Hey Lavar- It’s difficult for me to make a logical bridge from this, http://www.youtube.com/watch?v=EMQwktfjeTA to this, http://www.youtube.com/watch?v=NcAymf0Oh5Q That said, I don’t live there, I’m not privy to the politics of the situation, and I know that savesouthbank has a difficult chance to achieve victory with an all-or-nothing stance. I guess what’s interesting in the whole thing here and in general with current skatepark politics is that increasingly it is being revealed that a good place to skate isn’t necessarily a collection of well made ledges and ramps. What that is and how to cultivate it I’m not sure, so take these message board ramblings with a grain of salt.
fuuuuuck, at least you have fucking professors that write books about skateboarding. I can’t get my dad to take this shit seriously, nevertheless my damn lit. profs.
yeah fair enough. i concede that he is developing the ideas (now finalised, apparently) for the new site at the spot formerly known as pigeon shit banks (r.i.p. sort of) and its not great to find out that hes been working on that. in his defense though he is looking at the whole scenario with the interests of someone who wishes to keep skating at the southbank in one form or another. Although i skate at southbank most days i can and have done for the last 10 odd years, im getting abit worn down by the whole thing to be honest. maybe i am beginning to show a defeatist attitude but i’m aware that a spot is just a spot at the end of the day.
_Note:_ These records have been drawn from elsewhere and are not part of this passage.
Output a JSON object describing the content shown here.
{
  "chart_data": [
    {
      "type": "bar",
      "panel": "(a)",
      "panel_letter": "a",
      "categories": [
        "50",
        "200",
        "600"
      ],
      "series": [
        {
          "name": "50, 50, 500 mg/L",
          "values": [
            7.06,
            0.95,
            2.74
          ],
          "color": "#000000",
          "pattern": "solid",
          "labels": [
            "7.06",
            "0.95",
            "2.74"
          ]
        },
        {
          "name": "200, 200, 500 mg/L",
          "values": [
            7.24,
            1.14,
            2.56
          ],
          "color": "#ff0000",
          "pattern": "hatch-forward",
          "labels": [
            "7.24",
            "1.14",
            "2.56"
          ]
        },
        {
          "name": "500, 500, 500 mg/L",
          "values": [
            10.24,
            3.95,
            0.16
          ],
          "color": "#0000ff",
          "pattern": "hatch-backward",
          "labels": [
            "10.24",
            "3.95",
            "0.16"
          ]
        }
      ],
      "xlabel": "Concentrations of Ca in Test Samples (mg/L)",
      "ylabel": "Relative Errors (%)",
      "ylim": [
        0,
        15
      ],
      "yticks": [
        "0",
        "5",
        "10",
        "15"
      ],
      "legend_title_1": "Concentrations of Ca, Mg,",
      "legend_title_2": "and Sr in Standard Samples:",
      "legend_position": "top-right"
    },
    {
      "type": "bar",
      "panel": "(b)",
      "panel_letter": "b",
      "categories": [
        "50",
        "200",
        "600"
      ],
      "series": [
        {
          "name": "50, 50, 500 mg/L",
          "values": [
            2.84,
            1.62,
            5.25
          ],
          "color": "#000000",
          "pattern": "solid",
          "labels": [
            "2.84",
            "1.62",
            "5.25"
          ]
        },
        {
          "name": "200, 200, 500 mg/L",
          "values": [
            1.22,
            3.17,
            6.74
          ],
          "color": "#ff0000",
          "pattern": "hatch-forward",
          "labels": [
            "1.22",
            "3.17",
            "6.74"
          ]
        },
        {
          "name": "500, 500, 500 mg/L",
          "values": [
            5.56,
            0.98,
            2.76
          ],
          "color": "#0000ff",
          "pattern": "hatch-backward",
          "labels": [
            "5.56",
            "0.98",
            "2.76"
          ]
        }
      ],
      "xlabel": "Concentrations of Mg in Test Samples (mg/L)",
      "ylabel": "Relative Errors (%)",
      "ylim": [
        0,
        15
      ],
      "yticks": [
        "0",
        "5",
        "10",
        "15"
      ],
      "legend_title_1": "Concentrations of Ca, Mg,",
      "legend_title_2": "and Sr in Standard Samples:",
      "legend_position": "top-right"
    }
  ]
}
I understand the all or nothing attitude and i doubt i will use this new pre made skatepark when its built but in my eyes skating a spot with a railing for tourists to lean on and watch the animals in the zoo, as southbank is at the moment is no different that skating a park. but in all honesty i’ve always been more a shell centre man myself.
I hope NY (where I am) keeps a close eye on what’s happening at southbank if/when they renovate the Brooklyn Banks. As controversial as Richard Gilligan and Iian Bordens stance is, I hope there will be people that are as mindful as they are if/when development begins here.
With his past experience as a NYC planner, maybe Mr. Campo (the person this whole thread came from) would be interested in testing out his book…
The Banks are done dude. They’ve been done since they ruined the small ones in 2003 or 2004. The big banks are a BMX spot.
I know about all the construction etc, but I though Steve Rodriguez and/or others had convinced the city to make it in to a sanctioned skatepark in 2015 when they’re supposedly supposed to be done with construction- not the case?